Mort de saint Médard
Une grave maladie vint arrêter l’apôtre au milieu de ses travaux et l’avertir que le jour des récompenses approchait. Il était alors à Noyon. A cette nouvelle, des milliers de fidèles vinrent recevoir une dernière fois la bénédiction de leur père. Clotaire vint incliner sa tête couronnée sous la main bénissante de l’évêque, puis, se penchant à son oreille, il lui demanda s’il avait des ordres à donner : « Roi des Francs et vous tous qui m’entourez, dit le mourant, je vous prends à témoin que je veux être enterré ici au milieu de mes enfants. » Le roi lui supplia de permettre que son corps fût enseveli à Soissons. – Médard se rendit à ce pieux désir, puis commença une prière. Elle devait se terminer au ciel.
Ses funérailles
Une foule nombreuse tant du peuple que de la noblesse voulut assister aux obsèques du saint évêque. Les habitants de Noyon auraient bien voulu garder au milieu d’eux les restes de leur Père, mais le roi tint ferme et voulut que le corps fût déposé à Crany près Soissons. Clotaire aidé des plus nobles seigneurs porta le précieux fardeau. – Ce fut un vrai triomphe rehaussé par de nombreux miracles. Les aveugles recouvraient la vue, les sourds entendaient, les captifs voyaient tomber leurs chaînes, en un mot, saint Médard continuait à protéger son peuple.

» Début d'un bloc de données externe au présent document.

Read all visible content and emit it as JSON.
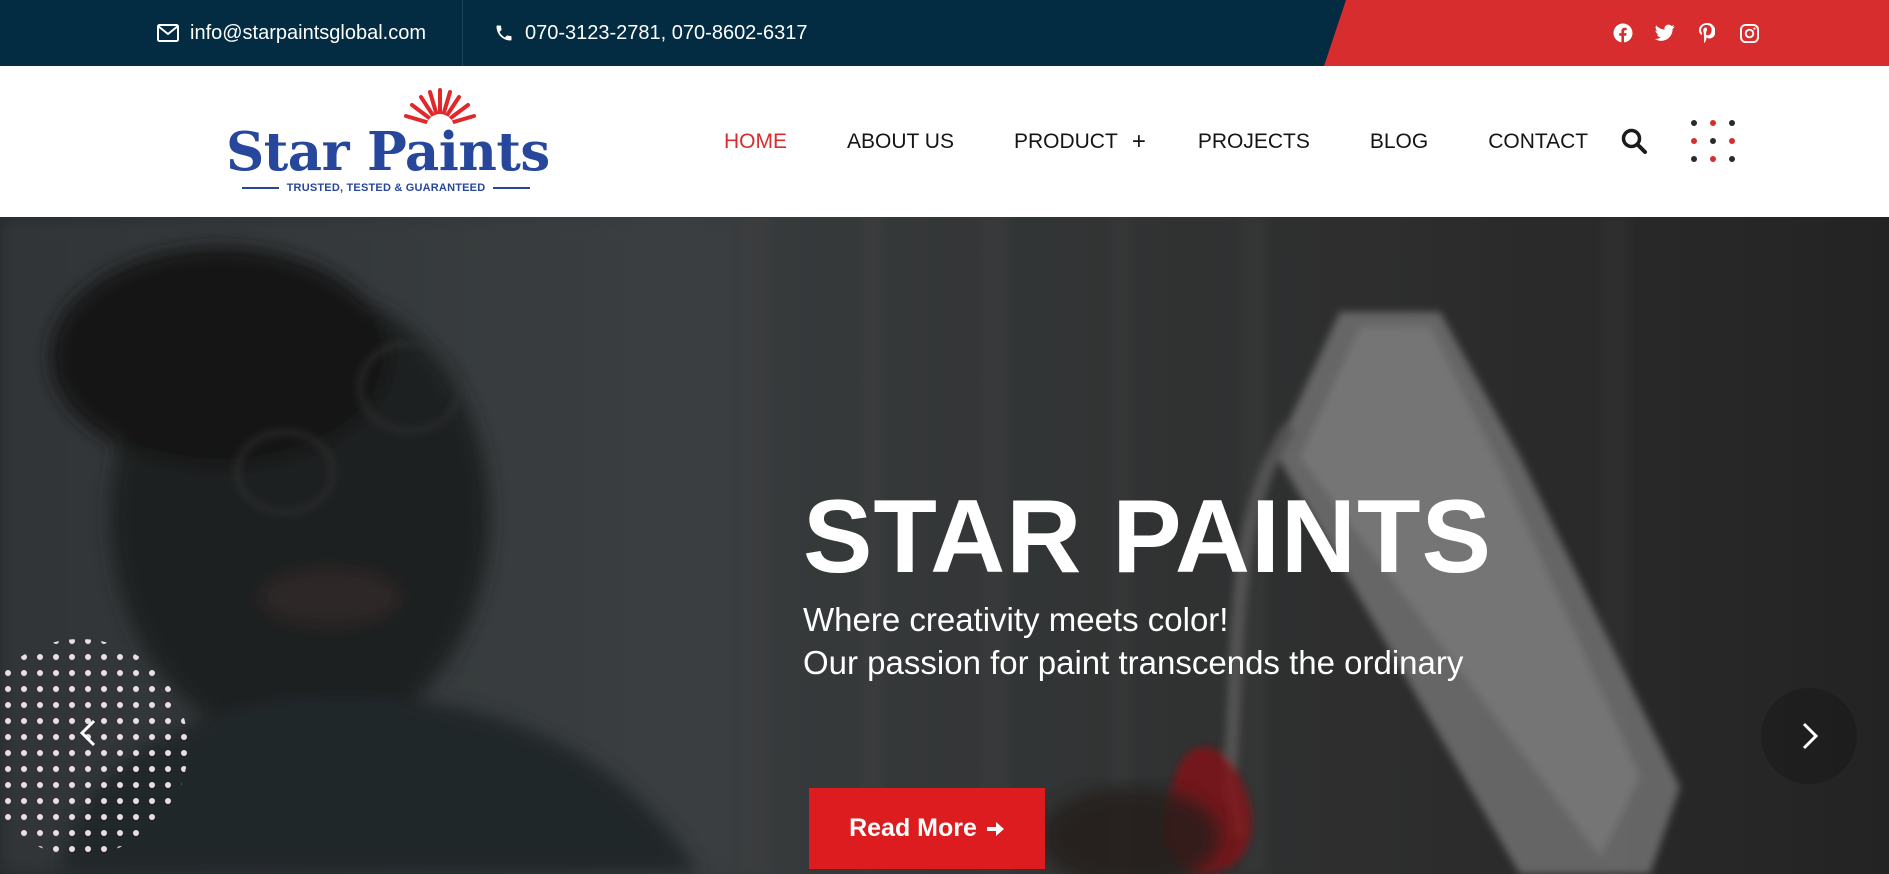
{
  "topbar": {
    "email": "info@starpaintsglobal.com",
    "phone": "070-3123-2781, 070-8602-6317",
    "socials": [
      {
        "icon": "facebook-icon"
      },
      {
        "icon": "twitter-icon"
      },
      {
        "icon": "pinterest-icon"
      },
      {
        "icon": "instagram-icon"
      }
    ]
  },
  "logo": {
    "wordmark": "Star Paints",
    "tagline": "TRUSTED, TESTED & GUARANTEED"
  },
  "nav": {
    "items": [
      {
        "label": "HOME",
        "active": true
      },
      {
        "label": "ABOUT US"
      },
      {
        "label": "PRODUCT",
        "has_submenu": true,
        "submenu_glyph": "+"
      },
      {
        "label": "PROJECTS"
      },
      {
        "label": "BLOG"
      },
      {
        "label": "CONTACT"
      }
    ],
    "search_icon": "search-icon",
    "menu_icon": "grid-dots-icon"
  },
  "hero": {
    "title": "STAR PAINTS",
    "subtitle_line1": "Where creativity meets color!",
    "subtitle_line2": "Our passion for paint transcends the ordinary",
    "cta_label": "Read More",
    "cta_icon": "arrow-right-icon",
    "prev_icon": "chevron-left-icon",
    "next_icon": "chevron-right-icon"
  },
  "colors": {
    "navy": "#032b41",
    "accent_red": "#d72d2f",
    "button_red": "#dc1c1f",
    "logo_blue": "#26479b",
    "text_dark": "#151515"
  }
}
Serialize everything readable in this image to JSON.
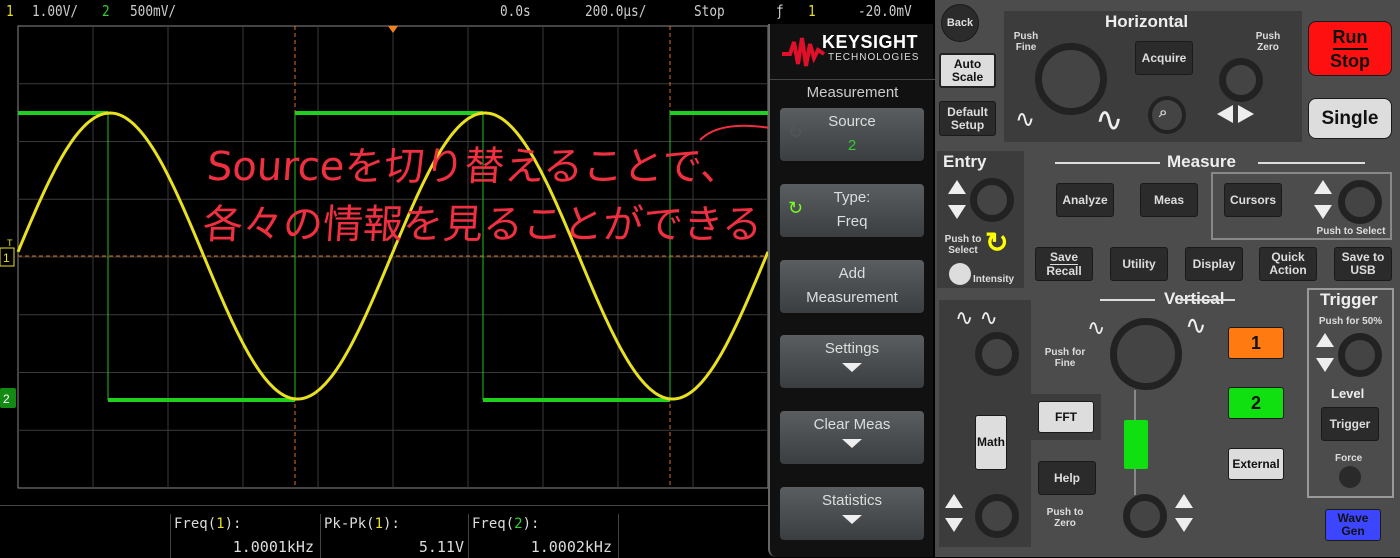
{
  "status_bar": {
    "ch1_num": "1",
    "ch1_scale": "1.00V/",
    "ch2_num": "2",
    "ch2_scale": "500mV/",
    "time_offset": "0.0s",
    "time_scale": "200.0µs/",
    "run_state": "Stop",
    "trigger_slope": "rising-edge-icon",
    "trigger_source": "1",
    "trigger_level": "-20.0mV"
  },
  "screen": {
    "ch1_marker": "1",
    "ch2_marker": "2",
    "trigger_marker": "T",
    "annotation_line1": "Sourceを切り替えることで、",
    "annotation_line2": "各々の情報を見ることができる"
  },
  "measurements": [
    {
      "label_pre": "Freq(",
      "src": "1",
      "label_post": "):",
      "value": "1.0001kHz",
      "color": "#e8e020"
    },
    {
      "label_pre": "Pk-Pk(",
      "src": "1",
      "label_post": "):",
      "value": "5.11V",
      "color": "#e8e020"
    },
    {
      "label_pre": "Freq(",
      "src": "2",
      "label_post": "):",
      "value": "1.0002kHz",
      "color": "#30d030"
    }
  ],
  "menu": {
    "brand": "KEYSIGHT",
    "brand_sub": "TECHNOLOGIES",
    "title": "Measurement",
    "softkeys": [
      {
        "line1": "Source",
        "line2": "2"
      },
      {
        "line1": "Type:",
        "line2": "Freq"
      },
      {
        "line1": "Add",
        "line2": "Measurement"
      },
      {
        "line1": "Settings"
      },
      {
        "line1": "Clear Meas"
      },
      {
        "line1": "Statistics"
      }
    ]
  },
  "panel": {
    "back": "Back",
    "auto_scale": "Auto Scale",
    "default_setup": "Default Setup",
    "horizontal": "Horizontal",
    "push_fine": "Push Fine",
    "acquire": "Acquire",
    "push_zero": "Push Zero",
    "run": "Run",
    "stop": "Stop",
    "single": "Single",
    "entry": "Entry",
    "push_to_select": "Push to Select",
    "intensity": "Intensity",
    "measure": "Measure",
    "analyze": "Analyze",
    "meas": "Meas",
    "cursors": "Cursors",
    "cursors_push": "Push to Select",
    "save": "Save",
    "recall": "Recall",
    "utility": "Utility",
    "display": "Display",
    "quick_action": "Quick Action",
    "save_usb": "Save to USB",
    "vertical": "Vertical",
    "push_for_fine": "Push for Fine",
    "push_to_zero": "Push to Zero",
    "fft": "FFT",
    "math": "Math",
    "help": "Help",
    "ch1": "1",
    "ch2": "2",
    "external": "External",
    "trigger": "Trigger",
    "push_50": "Push for 50%",
    "level": "Level",
    "trigger_btn": "Trigger",
    "force": "Force",
    "wave_gen": "Wave Gen",
    "colors": {
      "run_stop": "#ff1010",
      "ch1": "#ff7a10",
      "ch2": "#10e010",
      "wavegen": "#3c46ff"
    }
  }
}
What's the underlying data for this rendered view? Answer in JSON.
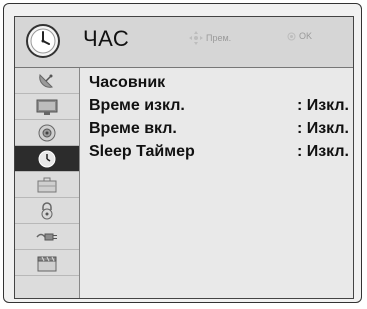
{
  "header": {
    "title": "ЧАС",
    "move_label": "Прем.",
    "ok_label": "OK"
  },
  "sidebar": {
    "items": [
      {
        "icon": "satellite-dish-icon",
        "active": false
      },
      {
        "icon": "monitor-icon",
        "active": false
      },
      {
        "icon": "speaker-icon",
        "active": false
      },
      {
        "icon": "clock-icon",
        "active": true
      },
      {
        "icon": "toolbox-icon",
        "active": false
      },
      {
        "icon": "lock-icon",
        "active": false
      },
      {
        "icon": "cable-plug-icon",
        "active": false
      },
      {
        "icon": "clapperboard-icon",
        "active": false
      }
    ]
  },
  "menu": {
    "rows": [
      {
        "label": "Часовник",
        "value": ""
      },
      {
        "label": "Време изкл.",
        "value": ": Изкл."
      },
      {
        "label": "Време вкл.",
        "value": ": Изкл."
      },
      {
        "label": "Sleep Таймер",
        "value": ": Изкл."
      }
    ]
  },
  "colors": {
    "active_item_bg": "#2c2c2c",
    "header_bg": "#d6d6d6",
    "panel_bg": "#e9e9e9"
  }
}
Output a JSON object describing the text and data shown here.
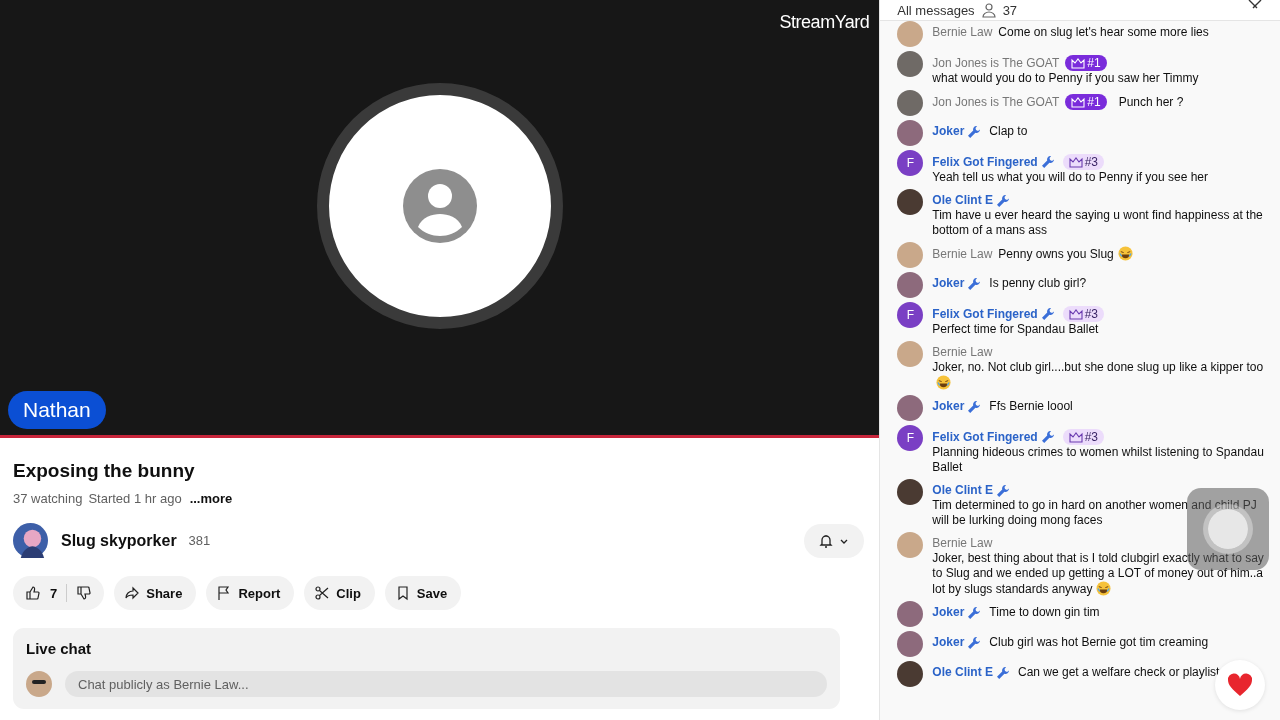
{
  "video": {
    "logo": "StreamYard",
    "speaker": "Nathan"
  },
  "title": "Exposing the bunny",
  "meta": {
    "watching": "37 watching",
    "started": "Started 1 hr ago",
    "more": "...more"
  },
  "channel": {
    "name": "Slug skyporker",
    "subscribers": "381"
  },
  "actions": [
    {
      "kind": "like",
      "label": "7"
    },
    {
      "kind": "share",
      "label": "Share"
    },
    {
      "kind": "report",
      "label": "Report"
    },
    {
      "kind": "clip",
      "label": "Clip"
    },
    {
      "kind": "save",
      "label": "Save"
    }
  ],
  "live_chat": {
    "title": "Live chat",
    "placeholder": "Chat publicly as Bernie Law..."
  },
  "chat": {
    "filter": "All messages",
    "viewers": "37",
    "messages": [
      {
        "author": "Bernie Law",
        "moderator": false,
        "color": "#c9a88a",
        "text": "Come on slug let's hear some more lies",
        "emoji": false
      },
      {
        "author": "Jon Jones is The GOAT",
        "moderator": false,
        "color": "#6f6a66",
        "badge": "#1",
        "badge_top": true,
        "text": "what would you do to Penny if you saw her Timmy",
        "emoji": false
      },
      {
        "author": "Jon Jones is The GOAT",
        "moderator": false,
        "color": "#6f6a66",
        "badge": "#1",
        "badge_top": true,
        "text": "Punch her ?",
        "emoji": false
      },
      {
        "author": "Joker",
        "moderator": true,
        "color": "#8d6a7c",
        "text": "Clap to",
        "emoji": false
      },
      {
        "author": "Felix Got Fingered",
        "moderator": true,
        "color": "#7a3fc4",
        "initial": "F",
        "badge": "#3",
        "badge_top": false,
        "text": "Yeah tell us what you will do to Penny if you see her",
        "emoji": false
      },
      {
        "author": "Ole Clint E",
        "moderator": true,
        "color": "#4a3a32",
        "text": "Tim have u ever heard the saying u wont find happiness at the bottom of a mans ass",
        "emoji": false
      },
      {
        "author": "Bernie Law",
        "moderator": false,
        "color": "#c9a88a",
        "text": "Penny owns you Slug",
        "emoji": true
      },
      {
        "author": "Joker",
        "moderator": true,
        "color": "#8d6a7c",
        "text": "Is penny club girl?",
        "emoji": false
      },
      {
        "author": "Felix Got Fingered",
        "moderator": true,
        "color": "#7a3fc4",
        "initial": "F",
        "badge": "#3",
        "badge_top": false,
        "text": "Perfect time for Spandau Ballet",
        "emoji": false
      },
      {
        "author": "Bernie Law",
        "moderator": false,
        "color": "#c9a88a",
        "text": "Joker, no. Not club girl....but she done slug up like a kipper too",
        "emoji": true
      },
      {
        "author": "Joker",
        "moderator": true,
        "color": "#8d6a7c",
        "text": "Ffs Bernie loool",
        "emoji": false
      },
      {
        "author": "Felix Got Fingered",
        "moderator": true,
        "color": "#7a3fc4",
        "initial": "F",
        "badge": "#3",
        "badge_top": false,
        "text": "Planning hideous crimes to women whilst listening to Spandau Ballet",
        "emoji": false
      },
      {
        "author": "Ole Clint E",
        "moderator": true,
        "color": "#4a3a32",
        "text": "Tim determined to go in hard on another women and child PJ will be lurking doing mong faces",
        "emoji": false
      },
      {
        "author": "Bernie Law",
        "moderator": false,
        "color": "#c9a88a",
        "text": "Joker, best thing about that is I told clubgirl exactly what to say to Slug and we ended up getting a LOT of money out of him..a lot by slugs standards anyway",
        "emoji": true
      },
      {
        "author": "Joker",
        "moderator": true,
        "color": "#8d6a7c",
        "text": "Time to down gin tim",
        "emoji": false
      },
      {
        "author": "Joker",
        "moderator": true,
        "color": "#8d6a7c",
        "text": "Club girl was hot Bernie got tim creaming",
        "emoji": false
      },
      {
        "author": "Ole Clint E",
        "moderator": true,
        "color": "#4a3a32",
        "text": "Can we get a welfare check or playlist",
        "emoji": false
      }
    ]
  }
}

Quand on fut arrivé à Crany où le roi avait résolu d’élever une église, le cercueil devint immobile et nulle force humaine ne put le remuer. Aussitôt Clotaire fit don à la nouvelle église de la moitié du domaine et le précieux fardeau put être transporté. L’église commencée par Clotaire fut achevée avec magnificence par ses successeurs et on y vit jusqu’à quatre cents religieux y chanter jour et nuit les louanges de Dieu.
Daigne saint Médard dont le nom est cher à tous les Français, protéger les familles chrétiennes, préserver l’enfance des mauvaises doctrines, susciter des saints qui viendront sanctifier notre patrie qui fut aussi la sienne, et revoir un cortège de moines priant Dieu et édifiant les peuples à l’ombre de son tombeau.